UN chief Ban urges single world agency for women
March 8, 2007 (UNITED NATIONS) — U.N. Secretary-General Ban Ki-moon urged the world body on Thursday to create a single agency to empower women and girls and fight for their rights.
In an address to mark International Women’s Day, Ban said the 192-member United Nations should take the lead in the global battle with a fully funded new agency that combines the work currently done by three different U.N. bodies.
“Such a new body should be able to call on all of the U.N. system’s resources in the work to empower women and realize gender equality worldwide,” Ban said. “It should mobilize forces of change at the global level and inspire enhanced results at the country level.”

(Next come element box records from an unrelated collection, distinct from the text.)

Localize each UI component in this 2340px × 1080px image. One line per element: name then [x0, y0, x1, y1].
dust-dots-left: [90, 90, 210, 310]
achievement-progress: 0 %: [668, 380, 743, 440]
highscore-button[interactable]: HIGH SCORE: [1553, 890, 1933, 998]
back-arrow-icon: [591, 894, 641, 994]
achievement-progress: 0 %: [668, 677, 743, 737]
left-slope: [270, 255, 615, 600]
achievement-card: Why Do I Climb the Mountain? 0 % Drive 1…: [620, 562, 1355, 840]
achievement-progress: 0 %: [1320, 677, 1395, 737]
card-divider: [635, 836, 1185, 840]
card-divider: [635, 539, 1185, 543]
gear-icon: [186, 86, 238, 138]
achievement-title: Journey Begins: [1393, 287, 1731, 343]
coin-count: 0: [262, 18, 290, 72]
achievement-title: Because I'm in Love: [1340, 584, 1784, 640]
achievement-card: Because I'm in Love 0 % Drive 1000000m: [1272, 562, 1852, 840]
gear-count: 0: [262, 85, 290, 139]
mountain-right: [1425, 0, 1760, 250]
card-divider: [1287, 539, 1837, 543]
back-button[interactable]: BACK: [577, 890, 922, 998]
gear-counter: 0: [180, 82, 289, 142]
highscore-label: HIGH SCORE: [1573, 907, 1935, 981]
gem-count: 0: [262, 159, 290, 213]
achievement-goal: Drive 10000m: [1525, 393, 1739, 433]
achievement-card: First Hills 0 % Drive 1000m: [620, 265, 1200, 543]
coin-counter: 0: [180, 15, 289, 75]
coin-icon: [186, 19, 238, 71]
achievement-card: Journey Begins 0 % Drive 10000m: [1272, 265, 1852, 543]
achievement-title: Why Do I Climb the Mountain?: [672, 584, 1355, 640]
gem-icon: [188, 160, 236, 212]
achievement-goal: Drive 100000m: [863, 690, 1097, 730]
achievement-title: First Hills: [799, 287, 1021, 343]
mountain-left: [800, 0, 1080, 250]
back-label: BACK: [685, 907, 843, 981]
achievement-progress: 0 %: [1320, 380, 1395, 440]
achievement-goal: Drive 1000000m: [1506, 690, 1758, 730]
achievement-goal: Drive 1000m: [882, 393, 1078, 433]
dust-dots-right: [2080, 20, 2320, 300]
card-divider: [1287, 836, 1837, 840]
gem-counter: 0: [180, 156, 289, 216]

A U.N. panel recommended in November that the U.N. Development Fund for Women, the U.N. Division for the Advancement of Women, and the Office of the Special Adviser on Gender Issues be combined into one ambitiously funded agency.
The combined budgets of the three units is currently less than $80 million annually.
Ban said much more needed to be done in the fight for women’s rights, particularly in combating violence against women and girls around the world, which is the theme for this year’s International Women’s Day.
“Most societies proscribe such violence — yet the reality is that too often, it is tolerated under the fallacious cover of cultural practices and norms, within the walls of the home,” Ban told a U.N. International Women’s Day event in New York.
“Or it is used as a weapon in armed conflict, condoned through tacit silence and passivity by the state and the law enforcement community,” said Ban, a former South Korean foreign minister who became secretary-general on Jan. 1.
Ban also suggested that the U.N. General Assembly discuss the problem of violence against women and girls once a year and that the Security Council establish a formal monitoring of violence against women and girls.
Sheikha Haya Rashed al Khalifa, the president of the General Assembly, said the burden is “on our shoulders to guarantee peace and security for all women” and that urgent action is needed.
“We must demonstrate once and for all that there are no grounds for tolerance and no tolerable excuses,” she said.